Have you ever come home to an over-excited pup paired with a soiled rug and a chewed up couch? Does your dog get clingy or seem anxious when you head out of the house? If this sounds familiar, your pup is probably suffering from separation anxiety. Pups with separation anxiety may display symptoms such as barking or howling, destroying items in the house, having accidents, attempting to escape, pacing, or hectic welcoming once the owner has returned. 

Separation anxiety can be caused by a pet’s change of ownership, a change in a pet’s schedule or home, the death of a pet friend, a change in the family makeup (i.e. children going to college or birth of new children), puppy malnutrition, or other traumatic events. Some dogs may naturally develop separation anxiety as they become attached to their owners, or if they are often left alone for long periods of time. 

In order to help train your pup to feel more relaxed when you aren’t there, you may need to adjust your routine:

  1. Exercise. It’s important to keep your pup moving! If your dog has gone for a walk, they are more likely to feel tired and will be less focused on you leaving. A tired dog is usually a happy dog!
  2. Make sure they’re comfortable. Create an oasis for your pup. Set up a relaxing, enjoyable space by adding toys, favorite pillows/ blankets, or even clothes that smell like you can make being alone more comfortable.

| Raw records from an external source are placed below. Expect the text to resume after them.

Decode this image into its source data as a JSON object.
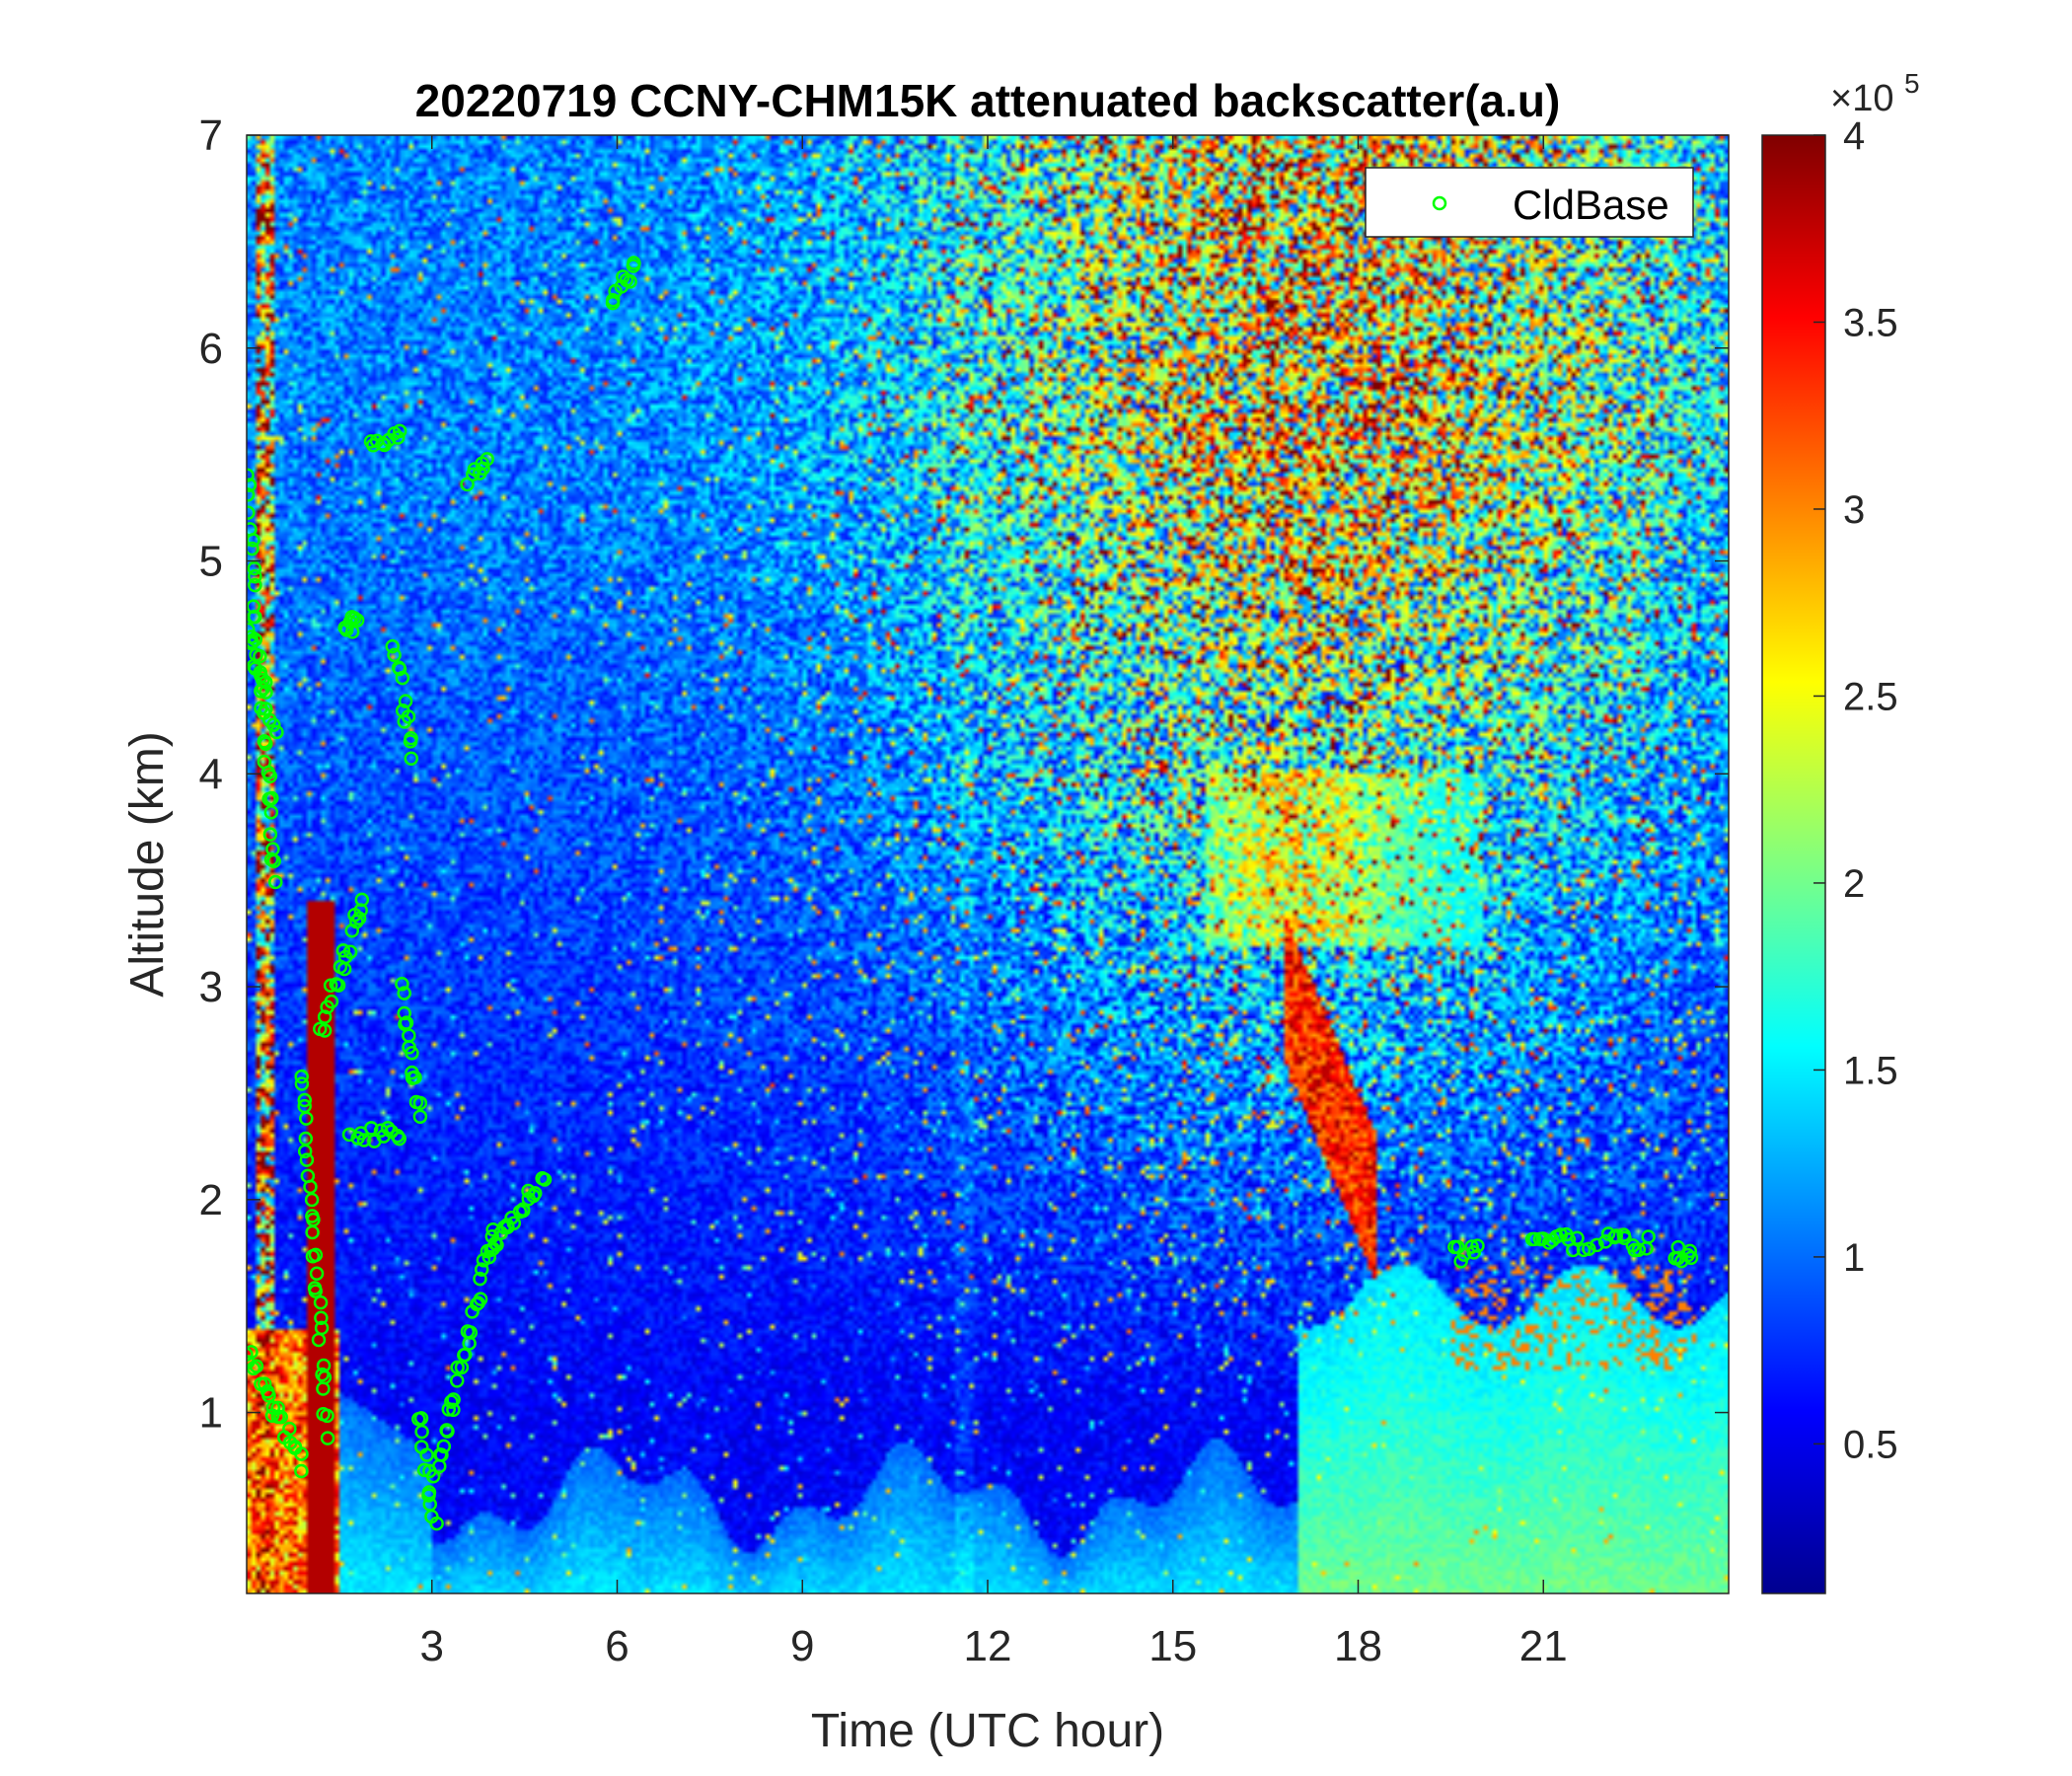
{
  "chart_data": {
    "type": "heatmap",
    "title": "20220719 CCNY-CHM15K attenuated backscatter(a.u)",
    "xlabel": "Time (UTC hour)",
    "ylabel": "Altitude (km)",
    "xlim": [
      0,
      24
    ],
    "ylim": [
      0.15,
      7
    ],
    "xticks": [
      3,
      6,
      9,
      12,
      15,
      18,
      21
    ],
    "yticks": [
      1,
      2,
      3,
      4,
      5,
      6,
      7
    ],
    "grid": false,
    "colormap": "jet",
    "colorbar": {
      "min": 0.1,
      "max": 4,
      "ticks": [
        0.5,
        1,
        1.5,
        2,
        2.5,
        3,
        3.5,
        4
      ],
      "tick_labels": [
        "0.5",
        "1",
        "1.5",
        "2",
        "2.5",
        "3",
        "3.5",
        "4"
      ],
      "exponent_base": "×10",
      "exponent_power": "5"
    },
    "legend": {
      "position": "top-right",
      "entries": [
        "CldBase"
      ]
    },
    "cloud_base_color": "#00ff00",
    "cloud_base_clusters": [
      {
        "t_start": 0.0,
        "t_end": 0.45,
        "alt_start": 5.4,
        "alt_end": 3.5
      },
      {
        "t_start": 0.0,
        "t_end": 0.45,
        "alt_start": 4.7,
        "alt_end": 4.2
      },
      {
        "t_start": 0.0,
        "t_end": 0.9,
        "alt_start": 1.3,
        "alt_end": 0.75
      },
      {
        "t_start": 0.9,
        "t_end": 1.3,
        "alt_start": 2.6,
        "alt_end": 0.9
      },
      {
        "t_start": 1.2,
        "t_end": 1.9,
        "alt_start": 2.8,
        "alt_end": 3.4
      },
      {
        "t_start": 1.6,
        "t_end": 1.8,
        "alt_start": 4.65,
        "alt_end": 4.75
      },
      {
        "t_start": 1.7,
        "t_end": 2.5,
        "alt_start": 2.3,
        "alt_end": 2.3
      },
      {
        "t_start": 2.0,
        "t_end": 2.5,
        "alt_start": 5.55,
        "alt_end": 5.6
      },
      {
        "t_start": 2.4,
        "t_end": 2.7,
        "alt_start": 4.6,
        "alt_end": 4.1
      },
      {
        "t_start": 2.5,
        "t_end": 2.8,
        "alt_start": 3.0,
        "alt_end": 2.4
      },
      {
        "t_start": 2.8,
        "t_end": 3.05,
        "alt_start": 1.0,
        "alt_end": 0.45
      },
      {
        "t_start": 3.05,
        "t_end": 4.0,
        "alt_start": 0.7,
        "alt_end": 1.85
      },
      {
        "t_start": 3.6,
        "t_end": 3.9,
        "alt_start": 5.4,
        "alt_end": 5.5
      },
      {
        "t_start": 3.9,
        "t_end": 4.8,
        "alt_start": 1.75,
        "alt_end": 2.1
      },
      {
        "t_start": 5.9,
        "t_end": 6.3,
        "alt_start": 6.2,
        "alt_end": 6.4
      },
      {
        "t_start": 19.6,
        "t_end": 19.9,
        "alt_start": 1.75,
        "alt_end": 1.75
      },
      {
        "t_start": 20.8,
        "t_end": 21.7,
        "alt_start": 1.8,
        "alt_end": 1.8
      },
      {
        "t_start": 21.9,
        "t_end": 22.7,
        "alt_start": 1.8,
        "alt_end": 1.8
      },
      {
        "t_start": 23.1,
        "t_end": 23.4,
        "alt_start": 1.75,
        "alt_end": 1.75
      }
    ]
  }
}
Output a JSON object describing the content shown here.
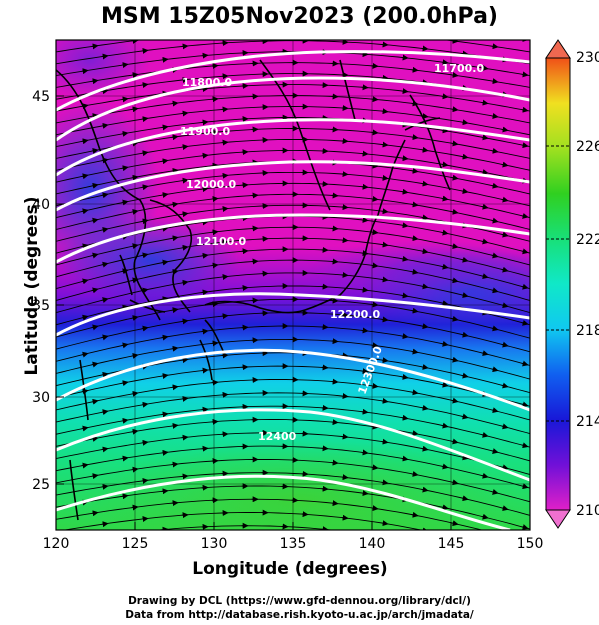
{
  "title": "MSM 15Z05Nov2023 (200.0hPa)",
  "x_axis_label": "Longitude (degrees)",
  "y_axis_label": "Latitude  (degrees)",
  "x_ticks": [
    "120",
    "125",
    "130",
    "135",
    "140",
    "145",
    "150"
  ],
  "y_ticks": [
    "25",
    "30",
    "35",
    "40",
    "45"
  ],
  "colorbar": {
    "ticks": [
      "230",
      "226",
      "222",
      "218",
      "214",
      "210"
    ],
    "min": 210,
    "max": 230
  },
  "contour_labels": [
    "11700.0",
    "11800.0",
    "11900.0",
    "12000.0",
    "12100.0",
    "12200.0",
    "12300.0",
    "12400"
  ],
  "credit_line_1": "Drawing by DCL (https://www.gfd-dennou.org/library/dcl/)",
  "credit_line_2": "Data from http://database.rish.kyoto-u.ac.jp/arch/jmadata/"
}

You can give your pup a special treat or a puzzle toy stuffed with peanut butter to distract your pup, while conditioning them to associate being alone with TREATS- so make it tasty! 
  3. Purchase anxiety-reducing products. Try calming your pup with a white noise machine. Just like people, pups enjoy the relaxing sounds of white noise. You can also get your pup a compression shirt, which compresses your dog’s body, providing a comforting feeling. A change in your pups diet could also reduce anxiety, so try feeding your dog calming food supplements
  4. Change the way you leave. Rather than gathering your belongings, putting on shoes, grabbing your keys and leaving, you should do all of those things and not leave. Your leaving routine could be sparking your pup’s anxiety, so try to switch it up. 
  5. No grand entrances. Try not to make greetings or goodbyes too exciting. You can even try ignoring your pup as you walk in the door and for the first few minutes that you’re home. If your pup doesn’t notice you have left or returned, they will likely be less anxious to be alone. 
If your dog’s separation anxiety is more severe, you may wish to talk to your Veterinarian about possible medications or other precautions you can take to keep your pup and your furniture safe!